The vLLM engine is currently one of the top-performing ways to execute large language models (LLM). It provides the vllm serve command as an easy option to deploy a model on a single machine. While this is convenient, to serve these LLMs in production and at scale some advanced features are necessary.
TorchServe offers these essential production features (like custom metrics and model versioning) and through its flexible custom handler design, makes it very easy to integrate features such as retrieval-augmented generation (RAG) or safeguards like Llama Guard.
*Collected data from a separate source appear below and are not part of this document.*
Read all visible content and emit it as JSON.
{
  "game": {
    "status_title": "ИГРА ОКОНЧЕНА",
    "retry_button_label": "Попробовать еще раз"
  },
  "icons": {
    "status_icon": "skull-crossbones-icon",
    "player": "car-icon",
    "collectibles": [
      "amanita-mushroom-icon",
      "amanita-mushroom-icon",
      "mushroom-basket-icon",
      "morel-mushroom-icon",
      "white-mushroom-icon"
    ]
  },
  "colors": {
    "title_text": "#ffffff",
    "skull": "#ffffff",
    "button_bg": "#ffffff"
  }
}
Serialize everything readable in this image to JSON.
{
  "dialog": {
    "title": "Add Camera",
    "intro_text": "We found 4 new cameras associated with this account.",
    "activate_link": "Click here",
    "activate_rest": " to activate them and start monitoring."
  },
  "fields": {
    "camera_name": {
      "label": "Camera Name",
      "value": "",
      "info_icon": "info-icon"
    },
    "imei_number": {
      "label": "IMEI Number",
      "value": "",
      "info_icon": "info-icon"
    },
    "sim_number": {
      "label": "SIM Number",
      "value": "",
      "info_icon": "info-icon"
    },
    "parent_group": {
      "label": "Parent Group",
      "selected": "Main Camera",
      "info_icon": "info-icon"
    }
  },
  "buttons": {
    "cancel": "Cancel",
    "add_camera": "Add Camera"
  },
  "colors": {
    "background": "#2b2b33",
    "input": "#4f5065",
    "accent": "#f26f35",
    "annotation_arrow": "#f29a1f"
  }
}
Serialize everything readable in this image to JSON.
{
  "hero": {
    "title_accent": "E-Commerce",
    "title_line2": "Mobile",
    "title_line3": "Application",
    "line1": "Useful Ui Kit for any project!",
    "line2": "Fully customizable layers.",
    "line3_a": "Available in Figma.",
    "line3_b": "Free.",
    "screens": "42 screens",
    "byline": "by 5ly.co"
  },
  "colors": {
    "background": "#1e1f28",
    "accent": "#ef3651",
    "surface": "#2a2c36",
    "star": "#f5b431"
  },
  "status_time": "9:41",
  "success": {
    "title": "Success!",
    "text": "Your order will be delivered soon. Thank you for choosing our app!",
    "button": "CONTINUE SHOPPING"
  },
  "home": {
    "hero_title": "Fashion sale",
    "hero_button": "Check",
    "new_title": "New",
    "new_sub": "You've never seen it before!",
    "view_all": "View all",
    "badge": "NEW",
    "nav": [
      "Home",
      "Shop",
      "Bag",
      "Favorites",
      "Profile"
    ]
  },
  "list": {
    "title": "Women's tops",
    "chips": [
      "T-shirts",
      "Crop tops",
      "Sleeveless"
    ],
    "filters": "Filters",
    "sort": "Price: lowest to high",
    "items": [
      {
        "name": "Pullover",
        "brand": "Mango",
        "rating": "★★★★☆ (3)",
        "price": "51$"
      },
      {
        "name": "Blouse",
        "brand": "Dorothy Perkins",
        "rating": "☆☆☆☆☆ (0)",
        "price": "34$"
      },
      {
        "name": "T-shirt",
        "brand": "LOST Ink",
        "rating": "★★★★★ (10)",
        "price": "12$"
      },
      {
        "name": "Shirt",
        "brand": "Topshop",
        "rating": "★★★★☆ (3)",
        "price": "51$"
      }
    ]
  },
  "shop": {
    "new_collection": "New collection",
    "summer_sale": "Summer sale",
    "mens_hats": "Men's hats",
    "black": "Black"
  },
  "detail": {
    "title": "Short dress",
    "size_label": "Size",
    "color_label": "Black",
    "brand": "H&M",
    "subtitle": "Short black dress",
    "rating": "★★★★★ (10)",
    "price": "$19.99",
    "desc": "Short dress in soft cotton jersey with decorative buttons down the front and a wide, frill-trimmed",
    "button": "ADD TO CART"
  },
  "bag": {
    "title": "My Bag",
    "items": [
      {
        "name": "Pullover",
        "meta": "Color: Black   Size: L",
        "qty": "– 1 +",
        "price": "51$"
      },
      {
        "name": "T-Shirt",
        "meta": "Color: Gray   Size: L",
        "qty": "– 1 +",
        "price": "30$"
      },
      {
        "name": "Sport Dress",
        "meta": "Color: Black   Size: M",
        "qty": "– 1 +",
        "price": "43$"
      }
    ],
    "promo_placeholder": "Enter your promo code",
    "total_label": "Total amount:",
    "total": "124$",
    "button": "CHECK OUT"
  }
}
It is therefore natural to pair the vLLM engine with TorchServe to create a full-fledged LLM serving solution for production.
Before going into the specifics of the integration, we will demonstrate the deployment of a Llama-3.1-70B-Instruct model using TorchServe’s vLLM docker image.
Quickly getting started with Llama 3.1 on TorchServe + vLLM
To get started we need to build the new TS LLM Docker container image by checking out the TorchServe repository and execute the following command from the main folder:
docker build --pull . -f docker/Dockerfile.vllm -t ts/vllm
The container uses our new LLM launcher script ts.llm_launcher
which takes a Hugging Face model URI or local folder and spins up a local TorchServe instance with the vLLM engine running in the backend. To serve a model locally, you can create an instance of the container with the following command:
#export token=<HUGGINGFACE_HUB_TOKEN>
docker run --rm -ti --shm-size 10g --gpus all -e HUGGING_FACE_HUB_TOKEN=$token -p
8080:8080 -v data:/data ts/vllm --model_id meta-llama/Meta-Llama-3.1-70B-Instruct --disable_token_auth
You can test the endpoint locally with this curl command:
curl -X POST -d '{"model":"meta-llama/Meta-Llama-3.1-70B-Instruct", "prompt":"Hello, my name is", "max_tokens": 200}' --header "Content-Type: application/json" "http://localhost:8080/predictions/model/1.0/v1/completions"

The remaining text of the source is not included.